Eight years after her casting, Keen reflected on her lengthy tenure in the series in a blog post for the BBC website. She wrote: "eight years later, I'm still doing the show and Julia has certainly seen some changes both in her personal and professional life. Over the years she's remarried Mac, lost him again and gained a second surgery - I know which one I'd rather have!" She was proud of her work in the series, as well as proud of her co-workers for their work on a soap that is "actively promoted in a very big way and functions on a tiny budget". She listed Julia's storyline highlights as being accused of blowing up Riverside, being in prison, being strangled by a boyfriend, opening another surgery, and being proposed to "by one of the most gorgeous guys on the planet (actor Ray Fearon)", who she turns down. On turning down the engagement, Keen joked: "What was she thinking, the soppy twit! I mean how many times is THAT going to happen!"

===Departure and relationship with Martin Millar===
After Keen made the decision to leave Doctors after nine years, Miles Anderson was cast as Martin to coincide with the departure of Julia. Digital Spy said of her departure storyline" "Fans should also keep an eye out for a possible new love interest for Julia when she gets to know garage owner Martin Millar in a few weeks' time. It sounds like there's lots on the way for Julia in the next few weeks". On the relationship Julia forms with Martin, Keen said that Julia fights it "all the way", due to her history of disastrous relationships. Her failed relationships had led Julia to only look at the negative point of view towards how something will turn out. Keen explained: "Martin's really great because he won't take any nonsense and he's not taking no for an answer. He's forcing Julia to really give it a shot, and she needs that. She's obviously very attracted to him, too, so they could be very good together". She added that Martin has "a secret weapon" – being able to make her laugh. Keen remarked: "anyone who can make Julia laugh is quids in."
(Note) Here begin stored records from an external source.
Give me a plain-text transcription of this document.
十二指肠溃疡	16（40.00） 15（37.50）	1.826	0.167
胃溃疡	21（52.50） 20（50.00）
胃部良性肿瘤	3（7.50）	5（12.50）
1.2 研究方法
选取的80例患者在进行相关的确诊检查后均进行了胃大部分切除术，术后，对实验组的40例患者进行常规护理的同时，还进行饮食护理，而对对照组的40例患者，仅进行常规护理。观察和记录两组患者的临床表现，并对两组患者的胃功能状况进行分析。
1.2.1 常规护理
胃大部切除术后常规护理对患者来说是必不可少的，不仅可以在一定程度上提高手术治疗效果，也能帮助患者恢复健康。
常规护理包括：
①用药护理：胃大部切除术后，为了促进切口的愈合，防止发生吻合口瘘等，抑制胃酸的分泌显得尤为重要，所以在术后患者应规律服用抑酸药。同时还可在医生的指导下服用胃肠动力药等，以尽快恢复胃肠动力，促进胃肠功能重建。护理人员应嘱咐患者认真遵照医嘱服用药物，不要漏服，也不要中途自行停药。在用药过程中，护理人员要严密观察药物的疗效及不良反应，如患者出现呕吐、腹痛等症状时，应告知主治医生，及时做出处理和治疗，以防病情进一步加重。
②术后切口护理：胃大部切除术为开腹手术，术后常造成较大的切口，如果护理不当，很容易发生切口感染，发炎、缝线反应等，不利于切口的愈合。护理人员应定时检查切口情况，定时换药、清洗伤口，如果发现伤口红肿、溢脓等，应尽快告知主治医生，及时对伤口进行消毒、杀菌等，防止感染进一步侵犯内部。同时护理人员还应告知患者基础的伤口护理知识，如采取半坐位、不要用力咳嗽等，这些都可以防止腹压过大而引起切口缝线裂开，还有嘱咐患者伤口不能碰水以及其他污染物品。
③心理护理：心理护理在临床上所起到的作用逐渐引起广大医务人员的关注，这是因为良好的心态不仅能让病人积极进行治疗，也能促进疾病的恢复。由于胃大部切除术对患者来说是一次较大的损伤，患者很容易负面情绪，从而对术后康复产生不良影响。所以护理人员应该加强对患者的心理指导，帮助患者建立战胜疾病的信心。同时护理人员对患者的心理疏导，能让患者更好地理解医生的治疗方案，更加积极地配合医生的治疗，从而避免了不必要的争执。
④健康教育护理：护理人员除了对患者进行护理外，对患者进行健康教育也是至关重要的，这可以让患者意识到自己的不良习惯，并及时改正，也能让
Another aspect of Julia's exit storyline involves being in a car crash with Martin. The stunt was one of the biggest stunts performed on Doctors and Keen was excited to be part of it. Of the car stunt, she said that it was filmed "on a mad, stormy, windy, rainy day". She called the stunt "phenomenal", "amazing" and added: "in the end, the scenes looked incredible because of that. It was very exciting for everybody, as we don't often get to do stunts like that on Doctors".

===Return===
In November 2019, Doctors began filming for their 20th anniversary, and it was announced that as part of the celebrations for the milestone, Keen would return onscreen in March 2020. Keen was overjoyed to be asked back for the anniversary episode and joked that she "almost said yes before the sentence was finished". She felt happy to be back on set again but was surprised to see the many changes that had occurred in her time away. Despite her time away from the series, Keen described reprising Julia as "muscle memory" and said that she was easily able to play her again. Onscreen, Julia is reintroduced to film a segment in a documentary being made about the Mill. She also supports Jimmi Clay (Adrian Lewis Morgan) with adjusting to normal life after his release from prison.

==Reception==
For her portrayal of Julia, Keen was annually nominated for the British Soap Award for Best Actress between the 2005 and 2010 British Soap Awards. She was nominated for Best Actress again in 2012. Julia's car crash was also nominated for the Spectacular Scene of the Year award at 2013 ceremony. Keen won in the Actress category at the 2008 RTS Midlands Awards. The character was also selected as one of the "top 100 British soap characters" by industry experts for a poll ran by What's on TV, with readers able to vote for their favourite character to discover "Who is Soap's greatest Legend?"